Bolsonaro tem trincheiras bem cavadas,
ocupadas por setores sociais animados por um projeto reacionário de longo
alcance. Quanto às escaramuças, à luta mais cotidiana na Justiça, na economia
ou no Congresso, Bolsonaro ainda tem meios de evitar derrotas maiores ou de
empatar os jogos.
A esquerda ingênua, abilolada ou apenas
ignorante diz que houve “apagão” na economia, quando há uma recuperação, de
fato socialmente perversa e menos do que medíocre em 22, mas que pode dar
pontos a Bolsonaro, assim como favores do Congresso podem ajudá-lo a comprar
votos com planos sociais demagógicos. A Justiça apenas ameaça o presidente com
processos letais, jamais concluídos, contra ele ou a família, acusada de ser
uma quadrilha sórdida.
Bolsonaro ainda tem grande apoio
empresarial, em especial de “homens novos” (ou novos-ricos). Empresários
“críticos” não querem bater de frente com o governo e estão divididos; muitos
toleraram o programa bolsonarista quase inteiro, reagindo enfim apenas à ameaça
explícita de ditadura.
Os donos das grandes igrejas evangélicas
estão quase todos com ele, assim como o agro ogro, os militares dinheiristas e
adeptos do porão, as polícias quase milicianas, os revoltados com a diversidade
humana etc. Mudanças socioeconômicas e demográficas, entre outras, engordaram
muitos desses grupos, que agora querem poder político real e prestígio.
Esses grupos apoiam o projeto reacionário
que Bolsonaro aproveitou para encarnar em 2018, a Grande Involução.

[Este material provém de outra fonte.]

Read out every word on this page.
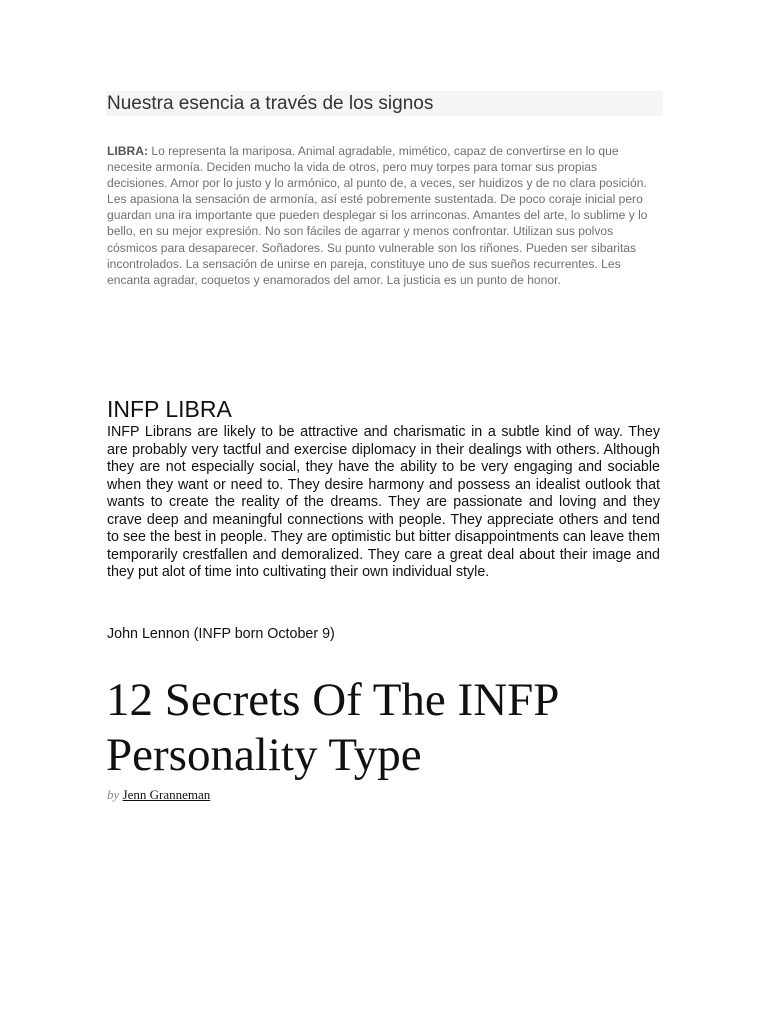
Nuestra esencia a través de los signos

LIBRA: Lo representa la mariposa. Animal agradable, mimético, capaz de convertirse en lo que necesite armonía. Deciden mucho la vida de otros, pero muy torpes para tomar sus propias decisiones. Amor por lo justo y lo armónico, al punto de, a veces, ser huidizos y de no clara posición. Les apasiona la sensación de armonía, así esté pobremente sustentada. De poco coraje inicial pero guardan una ira importante que pueden desplegar si los arrinconas. Amantes del arte, lo sublime y lo bello, en su mejor expresión. No son fáciles de agarrar y menos confrontar. Utilizan sus polvos cósmicos para desaparecer. Soñadores. Su punto vulnerable son los riñones. Pueden ser sibaritas incontrolados. La sensación de unirse en pareja, constituye uno de sus sueños recurrentes. Les encanta agradar, coquetos y enamorados del amor. La justicia es un punto de honor.

INFP LIBRA

INFP Librans are likely to be attractive and charismatic in a subtle kind of way. They are probably very tactful and exercise diplomacy in their dealings with others. Although they are not especially social, they have the ability to be very engaging and sociable when they want or need to. They desire harmony and possess an idealist outlook that wants to create the reality of the dreams. They are passionate and loving and they crave deep and meaningful connections with people. They appreciate others and tend to see the best in people. They are optimistic but bitter disappointments can leave them temporarily crestfallen and demoralized. They care a great deal about their image and they put alot of time into cultivating their own individual style.

John Lennon (INFP born October 9)

12 Secrets Of The INFP Personality Type

by Jenn Granneman
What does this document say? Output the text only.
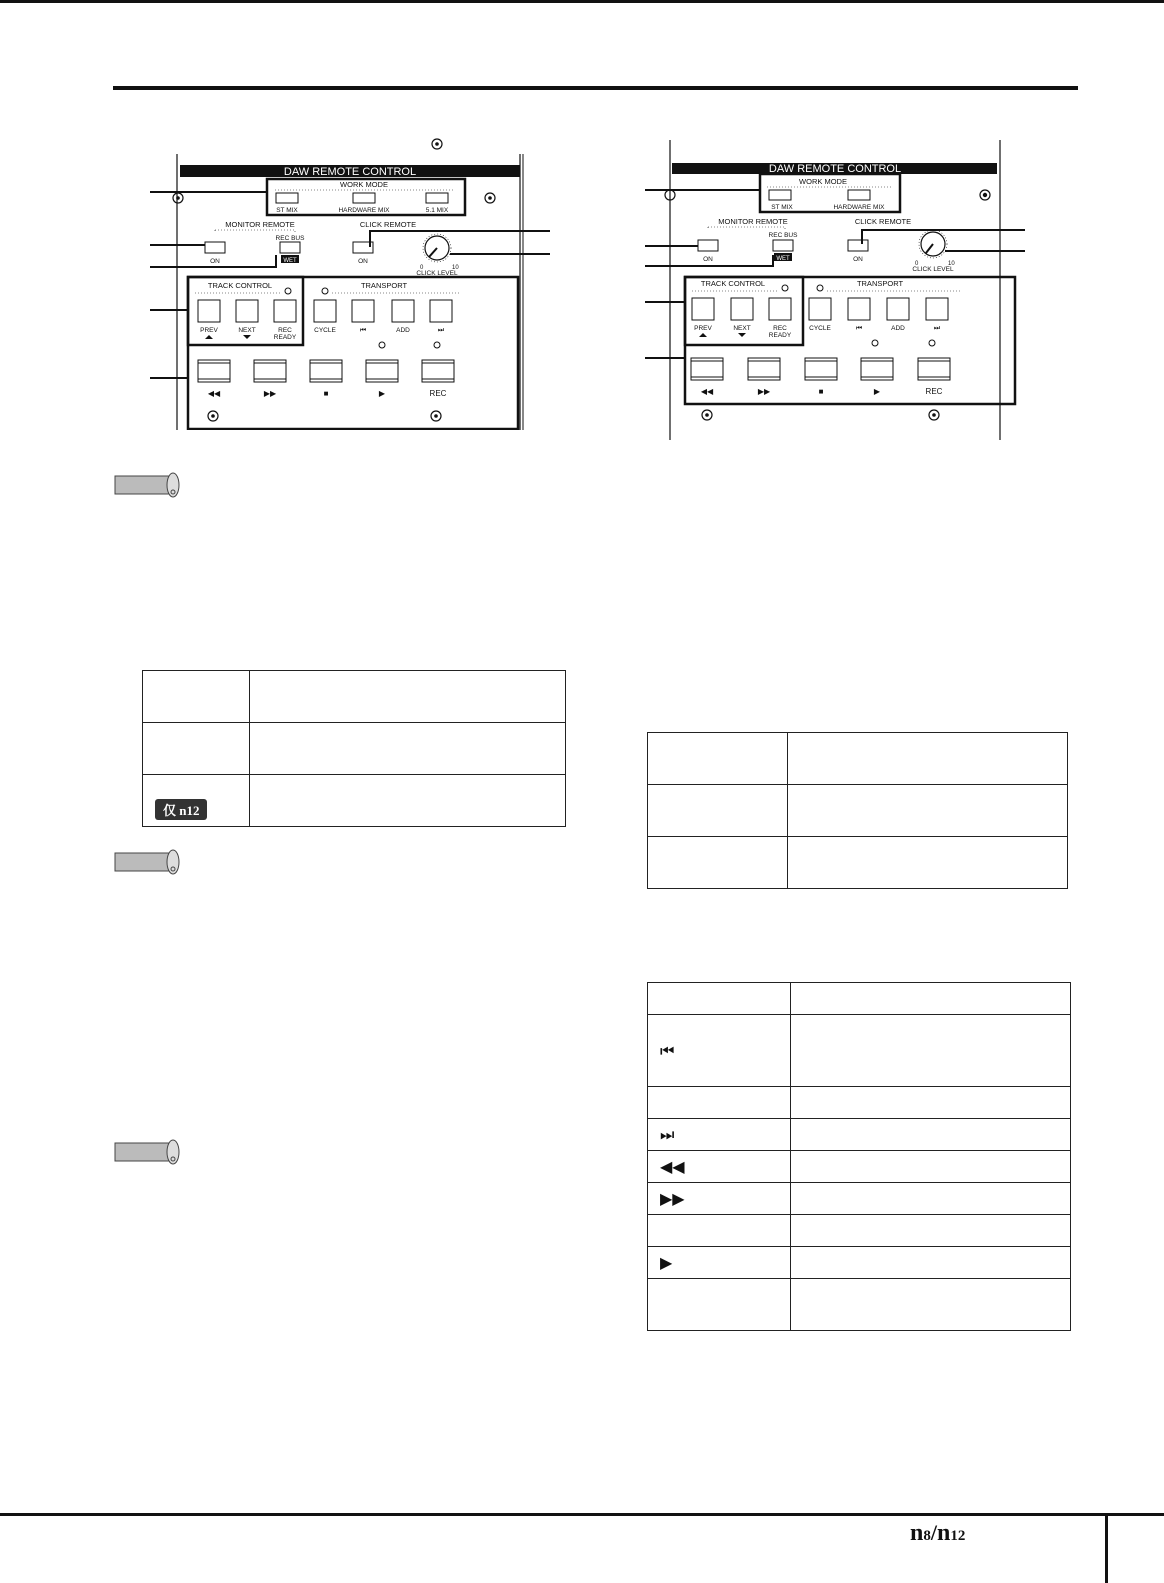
DAW REMOTE CONTROL
WORK MODE
ST MIX	HARDWARE MIX	5.1 MIX
MONITOR REMOTE
ON
REC BUS
WET
CLICK REMOTE
ON
0	10
CLICK LEVEL
TRACK CONTROL	TRANSPORT
PREV	NEXT	REC
READY
CYCLE	⏮	ADD	⏭
◀◀	▶▶	■	▶	REC
DAW REMOTE CONTROL
WORK MODE
ST MIX	HARDWARE MIX
MONITOR REMOTE
ON
REC BUS
WET
CLICK REMOTE
ON
0	10
CLICK LEVEL
TRACK CONTROL	TRANSPORT
PREV	NEXT	REC
READY
CYCLE	⏮	ADD	⏭
◀◀	▶▶	■	▶	REC

仅 n12	

⏮	

⏭	
◀◀	
▶▶	

▶	

n8/n12
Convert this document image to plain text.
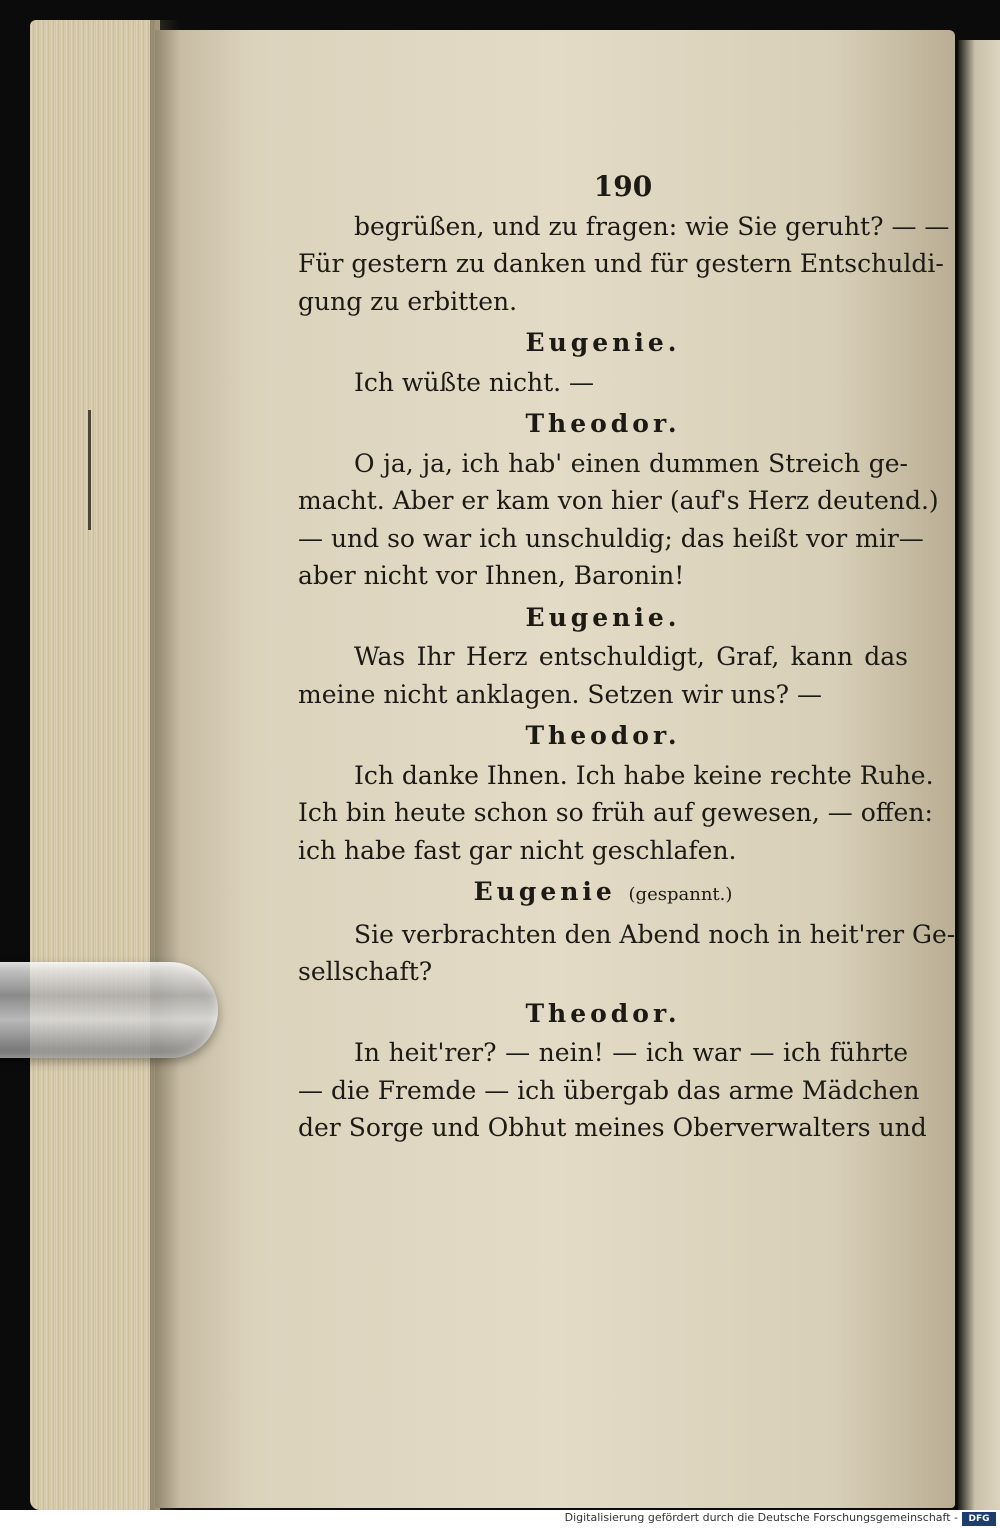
190
begrüßen, und zu fragen: wie Sie geruht? — —
Für gestern zu danken und für gestern Entschuldi-
gung zu erbitten.
Eugenie.
Ich wüßte nicht. —
Theodor.
O ja, ja, ich hab' einen dummen Streich ge-
macht. Aber er kam von hier (auf's Herz deutend.)
— und so war ich unschuldig; das heißt vor mir—
aber nicht vor Ihnen, Baronin!
Eugenie.
Was Ihr Herz entschuldigt, Graf, kann das
meine nicht anklagen. Setzen wir uns? —
Theodor.
Ich danke Ihnen. Ich habe keine rechte Ruhe.
Ich bin heute schon so früh auf gewesen, — offen:
ich habe fast gar nicht geschlafen.
Eugenie (gespannt.)
Sie verbrachten den Abend noch in heit'rer Ge-
sellschaft?
Theodor.
In heit'rer? — nein! — ich war — ich führte
— die Fremde — ich übergab das arme Mädchen
der Sorge und Obhut meines Oberverwalters und
Digitalisierung gefördert durch die Deutsche Forschungsgemeinschaft -	DFG
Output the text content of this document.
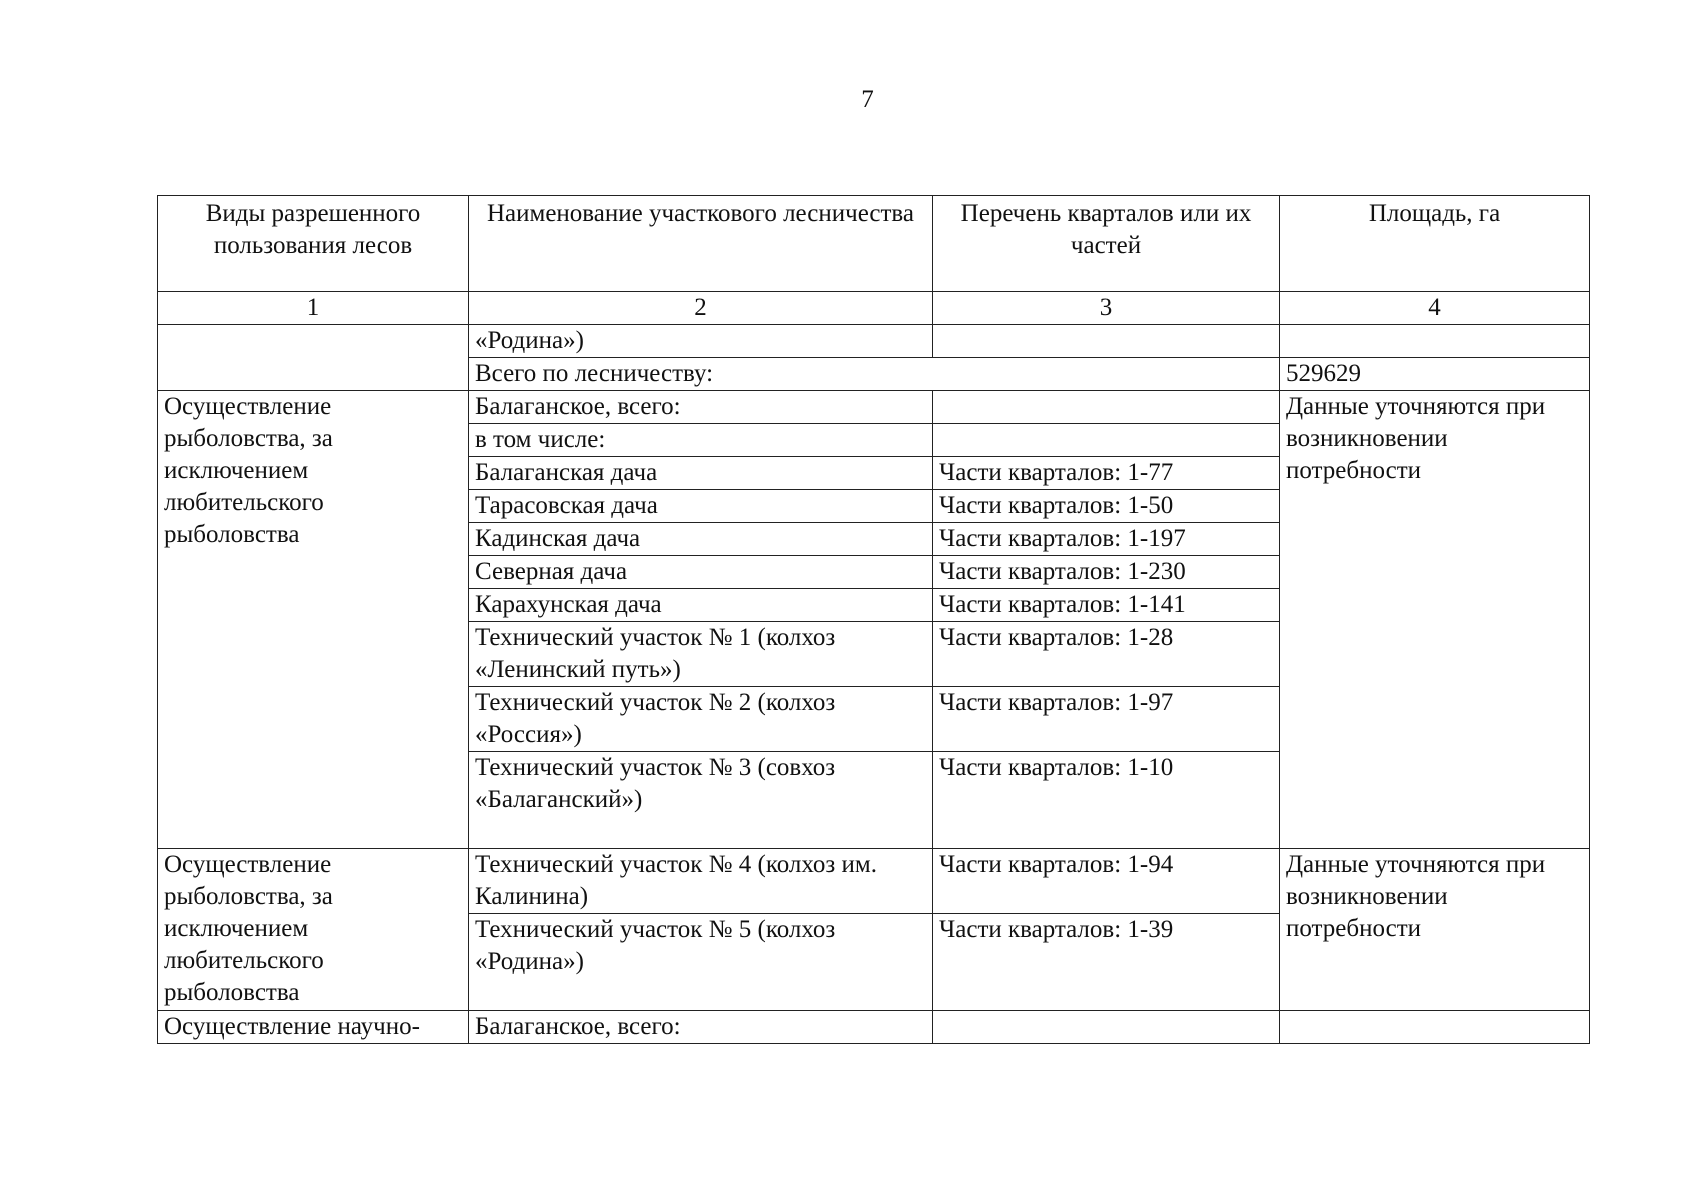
7
Виды разрешенного пользования лесов	Наименование участкового лесничества	Перечень кварталов или их частей	Площадь, га
1	2	3	4
	«Родина»)		
	Всего по лесничеству:		529629
Осуществление рыболовства, за исключением любительского рыболовства	Балаганское, всего:		Данные уточняются при возникновении потребности
	в том числе:		
	Балаганская дача	Части кварталов: 1-77	
	Тарасовская дача	Части кварталов: 1-50	
	Кадинская дача	Части кварталов: 1-197	
	Северная дача	Части кварталов: 1-230	
	Карахунская дача	Части кварталов: 1-141	
	Технический участок № 1 (колхоз «Ленинский путь»)	Части кварталов: 1-28	
	Технический участок № 2 (колхоз «Россия»)	Части кварталов: 1-97	
	Технический участок № 3 (совхоз «Балаганский»)	Части кварталов: 1-10	
Осуществление рыболовства, за исключением любительского рыболовства	Технический участок № 4 (колхоз им. Калинина)	Части кварталов: 1-94	Данные уточняются при возникновении потребности
	Технический участок № 5 (колхоз «Родина»)	Части кварталов: 1-39	
Осуществление научно-	Балаганское, всего:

No “tipo
ideal”, são adeptos de uma espécie de guerra de todos contra todos (que chamam
de “liberdade”), supervisionada por um déspota. São a favor de armas; Bolsonaro
afirma que é adepto da guerra civil, da tortura e do estupro como instrumento
político.
São avessos a regulações estatais
civilizatórias, das trabalhistas às ambientais, passando pelas regras de
trânsito. Acham, muitos com bons motivos, que o Estado é apenas estorvo e
espoliação, sentimento que, no entanto, se traduz apenas em empreendedorismo
selvagem, desejo de Justiça com as próprias mãos e o desprezo pelo debate
racional na esfera pública (e pela ciência, pela universidade etc.). Alguns
tantos são machistas e racistas.
Outros são pobres ressentidos pela
frustração das promessas de uma breve e precária democracia social. O colapso
econômico e estatal multiplicou um lumpesinato sem remédio, um precariado
autoritário e uma população periférica que vive entre a cruz evangélica e a
espada policial-miliciana.
O bolsonarismo é uma ilusão ainda com grande futuro.